選抜された10名の内訳は以下の通り、男性が6名、女性が4名。アメリカの50州だけでなく、アメリカの自治連邦区であるプエルトリコの出身者も選ばれており、バラエティ豊かな顔ぶれとなっています。
ジェシカ・ウィトナーさん(38歳女性:テストパイロットの海軍中佐:カリフォルニア州出身)

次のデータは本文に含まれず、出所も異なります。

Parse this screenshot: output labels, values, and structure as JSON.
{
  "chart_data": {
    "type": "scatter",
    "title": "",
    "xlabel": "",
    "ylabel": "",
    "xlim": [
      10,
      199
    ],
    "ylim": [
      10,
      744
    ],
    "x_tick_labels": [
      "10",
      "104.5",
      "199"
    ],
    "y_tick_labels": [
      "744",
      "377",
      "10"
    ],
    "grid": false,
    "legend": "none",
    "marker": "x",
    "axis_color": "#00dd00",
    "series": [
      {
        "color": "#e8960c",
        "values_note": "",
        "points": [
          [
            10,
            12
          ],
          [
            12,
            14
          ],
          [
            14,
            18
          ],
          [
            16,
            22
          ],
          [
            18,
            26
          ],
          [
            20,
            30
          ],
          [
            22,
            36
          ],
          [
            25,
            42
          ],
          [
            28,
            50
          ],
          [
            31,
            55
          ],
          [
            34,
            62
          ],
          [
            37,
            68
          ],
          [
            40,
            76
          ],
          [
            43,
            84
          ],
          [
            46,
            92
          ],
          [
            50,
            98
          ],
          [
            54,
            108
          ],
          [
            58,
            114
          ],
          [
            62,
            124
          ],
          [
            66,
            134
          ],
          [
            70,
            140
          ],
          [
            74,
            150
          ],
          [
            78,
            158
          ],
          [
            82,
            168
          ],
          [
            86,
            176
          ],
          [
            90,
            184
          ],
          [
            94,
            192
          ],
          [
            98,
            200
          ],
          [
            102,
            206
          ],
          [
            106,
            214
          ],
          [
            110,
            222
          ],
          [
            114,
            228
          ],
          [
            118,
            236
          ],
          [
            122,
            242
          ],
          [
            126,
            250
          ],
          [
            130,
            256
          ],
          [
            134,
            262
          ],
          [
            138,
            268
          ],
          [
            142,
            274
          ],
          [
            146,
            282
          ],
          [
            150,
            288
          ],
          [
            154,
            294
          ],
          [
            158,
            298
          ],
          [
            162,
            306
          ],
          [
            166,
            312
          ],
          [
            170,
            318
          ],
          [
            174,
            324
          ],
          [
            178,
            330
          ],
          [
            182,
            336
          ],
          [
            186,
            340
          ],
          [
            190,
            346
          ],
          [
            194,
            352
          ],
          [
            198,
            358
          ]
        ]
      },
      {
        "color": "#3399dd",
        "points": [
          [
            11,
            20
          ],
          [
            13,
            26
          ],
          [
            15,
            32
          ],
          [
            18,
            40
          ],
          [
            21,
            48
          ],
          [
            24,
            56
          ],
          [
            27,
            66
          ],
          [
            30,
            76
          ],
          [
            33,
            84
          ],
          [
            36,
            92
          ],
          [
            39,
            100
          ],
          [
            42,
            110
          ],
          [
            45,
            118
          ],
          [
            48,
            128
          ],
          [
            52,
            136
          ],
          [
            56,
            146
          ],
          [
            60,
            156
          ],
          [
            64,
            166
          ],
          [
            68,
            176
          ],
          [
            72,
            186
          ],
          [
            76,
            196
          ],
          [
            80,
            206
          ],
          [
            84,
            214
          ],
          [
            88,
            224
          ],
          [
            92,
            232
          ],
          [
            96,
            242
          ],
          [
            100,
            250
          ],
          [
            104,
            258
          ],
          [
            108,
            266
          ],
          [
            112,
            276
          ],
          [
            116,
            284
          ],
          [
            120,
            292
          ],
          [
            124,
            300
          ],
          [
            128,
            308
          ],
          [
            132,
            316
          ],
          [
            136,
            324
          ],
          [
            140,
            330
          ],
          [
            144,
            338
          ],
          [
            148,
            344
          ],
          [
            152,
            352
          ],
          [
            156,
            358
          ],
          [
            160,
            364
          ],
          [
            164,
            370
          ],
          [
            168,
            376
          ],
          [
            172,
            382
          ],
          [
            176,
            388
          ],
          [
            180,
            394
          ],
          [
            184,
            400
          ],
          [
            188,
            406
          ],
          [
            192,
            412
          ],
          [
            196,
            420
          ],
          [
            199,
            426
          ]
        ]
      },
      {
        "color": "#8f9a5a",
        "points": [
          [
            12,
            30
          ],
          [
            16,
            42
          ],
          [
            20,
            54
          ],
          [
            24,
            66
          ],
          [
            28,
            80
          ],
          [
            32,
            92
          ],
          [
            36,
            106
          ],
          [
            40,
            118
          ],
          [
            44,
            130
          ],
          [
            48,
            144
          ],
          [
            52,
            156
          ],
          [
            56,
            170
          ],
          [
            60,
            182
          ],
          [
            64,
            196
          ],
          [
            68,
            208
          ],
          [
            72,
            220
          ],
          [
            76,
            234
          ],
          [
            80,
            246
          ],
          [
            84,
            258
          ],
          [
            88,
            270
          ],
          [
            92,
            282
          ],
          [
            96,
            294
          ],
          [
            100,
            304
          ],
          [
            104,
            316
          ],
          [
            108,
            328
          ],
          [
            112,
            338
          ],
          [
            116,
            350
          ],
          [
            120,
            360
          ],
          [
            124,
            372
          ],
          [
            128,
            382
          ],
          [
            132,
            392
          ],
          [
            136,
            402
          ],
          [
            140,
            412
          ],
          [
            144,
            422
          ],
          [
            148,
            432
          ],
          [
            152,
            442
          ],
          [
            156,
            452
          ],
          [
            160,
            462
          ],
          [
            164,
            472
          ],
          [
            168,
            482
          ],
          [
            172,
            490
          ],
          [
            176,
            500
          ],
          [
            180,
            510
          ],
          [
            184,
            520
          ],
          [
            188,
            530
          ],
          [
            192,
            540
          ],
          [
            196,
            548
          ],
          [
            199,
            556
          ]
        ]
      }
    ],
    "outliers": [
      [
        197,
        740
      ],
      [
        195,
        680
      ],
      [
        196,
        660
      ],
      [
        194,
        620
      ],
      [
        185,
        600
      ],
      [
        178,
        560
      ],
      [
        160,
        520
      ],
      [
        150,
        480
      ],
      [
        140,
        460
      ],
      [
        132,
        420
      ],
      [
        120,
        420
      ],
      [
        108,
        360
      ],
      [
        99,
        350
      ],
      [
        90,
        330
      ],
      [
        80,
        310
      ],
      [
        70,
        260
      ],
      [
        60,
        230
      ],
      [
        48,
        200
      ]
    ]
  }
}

クリストファー・ウィリアムズさん(38歳男性:物理学博士:メリーランド州出身)
ニコル・エアーズさん(32歳女性:F-22パイロットの空軍少佐:コロラド州出身)
アンドレ・ダグラスさん(35歳男性:システム工学博士:バージニア州出身)
ルーク・デラニーさん(42歳男性:元テストパイロットの退役海兵隊少佐:フロリダ州出身)
クリスティーナ・バーチさん(35歳女性:生物工学博士:アリゾナ州出身)
デニス・バーナムさん(36歳女性:機械工学修士の海軍大尉:アラスカ州出身)
ジャック・ハサウェイさん(39歳男性:テストパイロットの海軍中佐:コネチカット州出身)
マルコス・ベリオスさん(37歳男性:テストパイロットの空軍少佐:プエルトリコ出身)
アニル・メノンさん(45歳男性:医師の空軍中佐:ミネソタ州出身)
ニコル・エアーズさんはアメリカ空軍でも数少ないF-22の女性パイロット(コールサイン:ヴェイパー)で、選抜時点ではアラスカ州エルメンドルフ空軍基地の第90戦闘飛行隊に勤務。そしてアニル・メノンさんは医師としてスペースXやNASAの有人飛行計画に参加しており、スペースX初の有人飛行「デモ-2」ミッションでもフライトサージョンを務めました。
クリスティーナ・バーチさんは、研究のかたわらプロの自転車競技選手としても活躍し、東京2020オリンピックでもトラック長距離のアメリカ代表チームに最終予選まで参加していたといいます。オリンピックを目指すアスリートも宇宙飛行士候補に選抜されるんですね。
今回、10名が宇宙飛行士候補生として選抜されたことで、NASAが選抜した宇宙飛行士(候補生含む)は360名となりました。1959年の1期生「マーキュリー・セブン」から60年あまり、これからの宇宙飛行士はケネディ大統領が目指した月のほか、もっと遠くの火星へと向かう計画に参加することになります。